It’s rare for a compilation to introduce a new brand of music and simultaneously stand alone as a great record from end to end. Like Brian Eno’s No New York, a seminal overview of the city’s late 70’s no-wave scene, After Dark, a recent sampler from upstart imprint Italians Do It Better, achieves this same feat more than competently. Coincidentally, 1978 New York also proves to be a perfect entry point for After Dark, a compilation of new Italo-disco/art-rock tracks from an offshoot imprint of the noisy, no-wave-inspired Troubleman Unlimited label.
These songs, previously only available as vinyl singles, showcase a group of artists breaking new ground by putting a gloomy, dreamy spin on the aforementioned Italo–a European disco sound of the 1980s made famous by Giorgio Moroder. Mostly unknown in America, the genre stayed breathing over the years due to its influence on electroclash, house, and the odd Scandinavian nu-disco revivalist like Sally Shapiro or Lindstrøm. For the most part though, Italo’s been left untouched, partly because it’s viewed as the ancestor to some of the 1980s’ schmaltziest Eurodisco hits (see Taco’s “Puttin’ on the Ritz”). But, the After Dark artists retain only Italo’s bouncy, arpeggiated synths (none of its tackiness) and add a deeper noir to create an intensely moody vibe throughout.
Portland’s Glass Candy, who formerly trafficked in jagged noise rock, opens the disc with “Rolling Down the Hills,” a track that sets the collection’s dark-yet-buoyant tone. It pulses with disco elements–horns accenting a deliberate thump–while singer Ida No’s ice-cold vocals drift above the mix. Later in the set, Glass Candy contributes three more songs (all covers), and they sound equally accomplished. Their version of Kraftwerk’s crucial “Computer Love” swaps the original’s chilly robotics for warm, dancing synths and, on a remake of Bell Epoque’s “Miss Broadway,” Ida No reverently evokes Debbie Harry amid guitarist Johnny Jewel’s crisp, elegant production.

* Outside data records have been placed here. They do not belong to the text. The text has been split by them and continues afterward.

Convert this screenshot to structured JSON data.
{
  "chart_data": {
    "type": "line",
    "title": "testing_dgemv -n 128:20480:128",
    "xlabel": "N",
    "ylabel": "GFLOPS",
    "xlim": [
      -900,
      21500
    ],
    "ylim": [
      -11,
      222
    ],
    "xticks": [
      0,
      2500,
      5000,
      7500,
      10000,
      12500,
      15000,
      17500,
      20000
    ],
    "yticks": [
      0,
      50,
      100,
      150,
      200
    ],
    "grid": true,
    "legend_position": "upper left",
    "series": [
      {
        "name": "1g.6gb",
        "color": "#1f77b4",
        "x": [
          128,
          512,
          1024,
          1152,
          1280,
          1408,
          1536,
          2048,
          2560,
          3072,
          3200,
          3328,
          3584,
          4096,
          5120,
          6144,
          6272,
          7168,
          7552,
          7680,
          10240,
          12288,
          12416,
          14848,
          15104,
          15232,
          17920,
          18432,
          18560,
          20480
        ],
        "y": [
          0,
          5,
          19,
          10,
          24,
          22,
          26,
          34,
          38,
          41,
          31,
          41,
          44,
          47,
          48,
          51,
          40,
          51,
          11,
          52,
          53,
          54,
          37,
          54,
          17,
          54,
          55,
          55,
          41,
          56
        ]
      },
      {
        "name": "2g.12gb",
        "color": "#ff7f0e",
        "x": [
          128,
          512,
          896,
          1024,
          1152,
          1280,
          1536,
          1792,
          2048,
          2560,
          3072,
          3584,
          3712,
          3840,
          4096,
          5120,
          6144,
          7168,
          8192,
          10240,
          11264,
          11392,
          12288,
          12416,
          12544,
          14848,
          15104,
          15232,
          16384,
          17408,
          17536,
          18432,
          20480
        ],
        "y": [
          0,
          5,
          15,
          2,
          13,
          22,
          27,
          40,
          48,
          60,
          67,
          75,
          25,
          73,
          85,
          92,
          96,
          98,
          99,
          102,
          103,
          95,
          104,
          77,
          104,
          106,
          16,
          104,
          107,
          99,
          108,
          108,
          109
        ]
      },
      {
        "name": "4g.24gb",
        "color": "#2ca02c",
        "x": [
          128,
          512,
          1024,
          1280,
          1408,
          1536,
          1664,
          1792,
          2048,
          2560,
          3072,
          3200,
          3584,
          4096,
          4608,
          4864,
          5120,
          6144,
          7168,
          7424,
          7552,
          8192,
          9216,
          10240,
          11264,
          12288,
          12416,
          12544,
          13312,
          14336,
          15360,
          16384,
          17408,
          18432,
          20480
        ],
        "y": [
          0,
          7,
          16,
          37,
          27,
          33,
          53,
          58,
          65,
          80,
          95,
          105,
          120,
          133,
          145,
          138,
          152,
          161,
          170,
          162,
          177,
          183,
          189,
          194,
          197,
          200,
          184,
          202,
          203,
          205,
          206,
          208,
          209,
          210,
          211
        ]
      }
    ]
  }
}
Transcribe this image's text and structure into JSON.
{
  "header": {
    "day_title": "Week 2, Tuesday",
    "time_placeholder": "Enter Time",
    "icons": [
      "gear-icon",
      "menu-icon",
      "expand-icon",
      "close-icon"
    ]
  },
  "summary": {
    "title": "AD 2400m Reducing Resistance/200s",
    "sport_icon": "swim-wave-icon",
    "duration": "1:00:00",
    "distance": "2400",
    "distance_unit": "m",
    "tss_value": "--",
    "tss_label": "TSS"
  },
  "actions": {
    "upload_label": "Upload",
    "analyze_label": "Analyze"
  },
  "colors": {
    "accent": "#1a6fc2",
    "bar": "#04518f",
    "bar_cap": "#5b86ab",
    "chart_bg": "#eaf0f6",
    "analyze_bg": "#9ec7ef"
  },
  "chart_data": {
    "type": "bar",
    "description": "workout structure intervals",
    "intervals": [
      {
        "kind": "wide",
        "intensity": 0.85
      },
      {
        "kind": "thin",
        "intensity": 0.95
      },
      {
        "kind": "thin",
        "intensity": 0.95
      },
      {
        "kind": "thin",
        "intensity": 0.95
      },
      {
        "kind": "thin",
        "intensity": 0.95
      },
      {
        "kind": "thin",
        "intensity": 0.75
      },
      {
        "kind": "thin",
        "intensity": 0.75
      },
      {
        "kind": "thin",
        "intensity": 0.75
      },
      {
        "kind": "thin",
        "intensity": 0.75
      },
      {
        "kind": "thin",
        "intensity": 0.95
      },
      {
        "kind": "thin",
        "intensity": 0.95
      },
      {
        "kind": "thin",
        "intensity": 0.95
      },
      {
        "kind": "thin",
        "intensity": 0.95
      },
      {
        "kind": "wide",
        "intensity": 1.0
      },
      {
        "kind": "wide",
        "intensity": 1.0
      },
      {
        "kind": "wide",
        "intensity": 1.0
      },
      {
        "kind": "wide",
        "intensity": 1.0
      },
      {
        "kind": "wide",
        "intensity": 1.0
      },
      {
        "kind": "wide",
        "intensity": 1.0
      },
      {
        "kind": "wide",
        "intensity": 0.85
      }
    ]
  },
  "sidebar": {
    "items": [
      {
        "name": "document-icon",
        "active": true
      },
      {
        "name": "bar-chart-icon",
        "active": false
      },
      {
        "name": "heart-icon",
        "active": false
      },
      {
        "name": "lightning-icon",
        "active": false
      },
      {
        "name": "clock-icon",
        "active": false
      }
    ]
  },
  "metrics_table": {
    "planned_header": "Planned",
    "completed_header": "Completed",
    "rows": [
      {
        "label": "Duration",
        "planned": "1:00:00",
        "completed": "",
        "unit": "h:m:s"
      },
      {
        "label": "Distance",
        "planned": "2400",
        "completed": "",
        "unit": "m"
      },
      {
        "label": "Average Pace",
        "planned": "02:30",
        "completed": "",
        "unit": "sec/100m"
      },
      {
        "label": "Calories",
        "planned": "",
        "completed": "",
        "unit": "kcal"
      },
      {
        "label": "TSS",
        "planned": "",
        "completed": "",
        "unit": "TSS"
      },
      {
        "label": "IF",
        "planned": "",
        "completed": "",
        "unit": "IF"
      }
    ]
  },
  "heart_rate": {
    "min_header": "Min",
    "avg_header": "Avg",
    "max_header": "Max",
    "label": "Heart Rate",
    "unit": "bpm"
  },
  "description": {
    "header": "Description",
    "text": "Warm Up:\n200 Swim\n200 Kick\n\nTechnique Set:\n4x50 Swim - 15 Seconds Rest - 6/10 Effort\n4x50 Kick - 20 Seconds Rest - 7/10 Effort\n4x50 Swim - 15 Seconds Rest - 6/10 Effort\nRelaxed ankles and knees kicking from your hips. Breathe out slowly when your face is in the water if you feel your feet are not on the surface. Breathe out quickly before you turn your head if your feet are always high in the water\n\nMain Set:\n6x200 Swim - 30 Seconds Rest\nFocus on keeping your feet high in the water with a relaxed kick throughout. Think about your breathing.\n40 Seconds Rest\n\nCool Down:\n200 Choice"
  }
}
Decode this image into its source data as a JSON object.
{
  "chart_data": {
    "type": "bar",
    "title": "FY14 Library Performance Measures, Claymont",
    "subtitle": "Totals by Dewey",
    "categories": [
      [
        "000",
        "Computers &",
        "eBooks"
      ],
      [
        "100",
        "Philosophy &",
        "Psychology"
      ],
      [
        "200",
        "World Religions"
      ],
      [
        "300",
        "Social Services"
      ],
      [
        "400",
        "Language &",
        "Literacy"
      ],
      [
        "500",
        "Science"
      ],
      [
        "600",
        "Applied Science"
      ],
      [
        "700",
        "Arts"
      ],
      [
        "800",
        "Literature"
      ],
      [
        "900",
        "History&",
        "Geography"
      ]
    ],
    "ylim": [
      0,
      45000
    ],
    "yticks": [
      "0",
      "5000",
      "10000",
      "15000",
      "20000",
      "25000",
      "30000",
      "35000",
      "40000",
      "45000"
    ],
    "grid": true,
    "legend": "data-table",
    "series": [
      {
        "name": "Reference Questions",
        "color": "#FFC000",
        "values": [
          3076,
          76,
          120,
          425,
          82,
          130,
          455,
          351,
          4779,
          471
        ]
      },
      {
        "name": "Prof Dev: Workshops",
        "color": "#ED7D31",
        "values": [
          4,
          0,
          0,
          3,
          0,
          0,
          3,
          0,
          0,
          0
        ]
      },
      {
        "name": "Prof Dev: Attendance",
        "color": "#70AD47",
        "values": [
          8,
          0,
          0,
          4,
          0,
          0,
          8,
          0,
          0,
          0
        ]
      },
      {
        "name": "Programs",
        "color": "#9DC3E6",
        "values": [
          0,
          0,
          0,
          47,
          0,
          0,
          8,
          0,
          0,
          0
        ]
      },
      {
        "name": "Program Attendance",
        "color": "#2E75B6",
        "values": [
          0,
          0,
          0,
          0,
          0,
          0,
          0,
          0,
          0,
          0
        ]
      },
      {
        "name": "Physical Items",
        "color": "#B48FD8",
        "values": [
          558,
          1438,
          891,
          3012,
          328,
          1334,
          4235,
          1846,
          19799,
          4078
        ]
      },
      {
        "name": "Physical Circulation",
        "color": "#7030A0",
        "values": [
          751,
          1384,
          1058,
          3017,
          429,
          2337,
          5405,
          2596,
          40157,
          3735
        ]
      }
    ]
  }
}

Chromatics, who employ a similar aesthetic but with a more somber approach, provide two more of After Dark’s highlights with “Hands in the Dark” and “In the City,” the latter a haunting number with a twinkling keyboard, staccato guitar, and swooshing synths accompanying frontwoman’s Ruth Radelet’s bleak portrait of after-hours city life. Their final offering, “Killing Spree,” is one of the few missteps here–as a brief instrumental demo it’s by no means unpleasant but only serves as filler.
The other members of Italians’ small roster–Indeep, Mirage, Professor Genius, and Farah–round out After Dark’s remaining tracks and almost all excel. The only track to actually dislike is Farah’s stream-of-consciousness dirge “Law of Life,” a song whose poor lyrics and vocal delivery spoil its winning instrumentation. Indeep’s excellent reworking of “Last Night a DJ Saved My Life” offers the album’s bounciest cut, and Mirage uses a vocoder (thankfully, the only artist to do so here) to imbue tracks such as “Lady Operator” and the stellar “Lake of Dreams” with a druggy, pulsating persistence.
On these 14 neatly packaged and well-sequenced tracks, After Dark succeeds on several levels: it aims for a nighttime mood, nails it, and re-introduces Italo–a genre some thought better left alone–as something new, unique, even sexy, for a new millennium. And, like Eno’s No New York, the record presents (if not invents) a subgenre that most folks didn’t know existed and would be remiss to not investigate.